Amerine told the Senate that the trade developed would have freed Bergdahl, Weinstein, Canadian Colin Rutherford and a family of three: Canadian Joshua Boyle, his American wife Caitlan Coleman, and their child born in captivity. He declined to identify the seventh hostage.

It’s unclear how the Noorzai swap would have worked. Bergdahl was held by insurgents affiliated with the Taliban, while Weinstein was held captive by al Qaeda.

“We were the only effort trying to free the civilian hostages in Pakistan and the FBI succeeded in ending our efforts the day a U.S. drone strike killed Warren Weinstein,” Amerine said. “Am I right? Is the system broken? Layers upon layers of bureaucracy hid the extent of our failure from our leaders.

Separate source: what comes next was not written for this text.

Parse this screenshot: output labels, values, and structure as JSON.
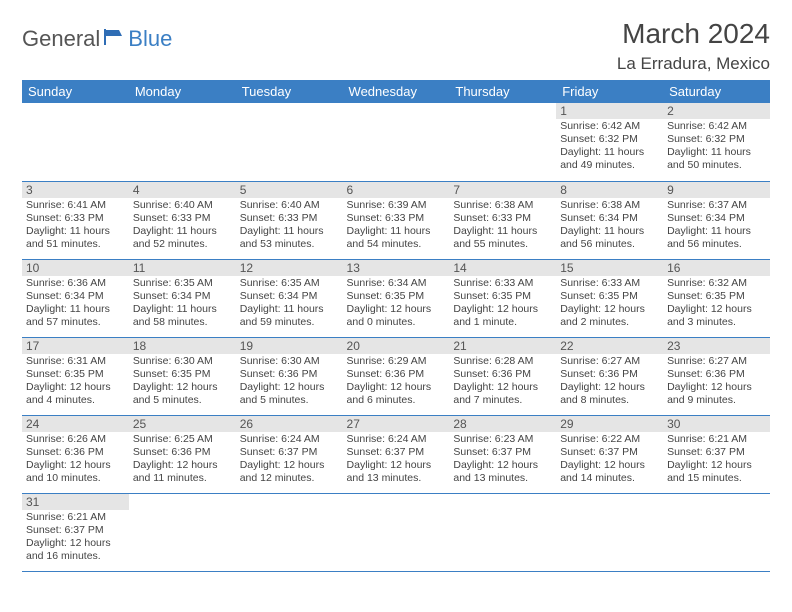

I believe we all failed the commander in chief by not getting critical advice to him. I believe we all failed the secretary of defense, who likely never knew the extent of the inter-agency dysfunction that was our recovery effort.”

Hunter credited Amerine on the House floor last month with providing information that helped craft a congressional amendment that would require President Obama to appoint a specific federal official to oversee all hostage recovery efforts.

“Lieutenant Colonel Jason Amerine has worked with my office now for about two years on this amendment, and he is someone that really cares,” Hunter said. “He’s been working hostage stuff with about every government agency that there is, and he played a big role in getting this to where it’s at now.”

Amerine said he “failed” Weinstein and four other Western hostages still in captivity: Canadians Colin Rutherford and Joshua Boyle, American Caitlin Coleman, and a child that Boyle and Coleman had while in captivity. She was pregnant when she was taken hostage by the Taliban in 2012.

“We must not forget: Warren Weinstein is dead while Colin Rutherford, Josh Boyle, Caitlin Coleman, and her child remain hostages,” Amerine said. “Who’s fighting for them?”


Dan Lamothe covers national security for The Washington Post and anchors its military blog, Checkpoint.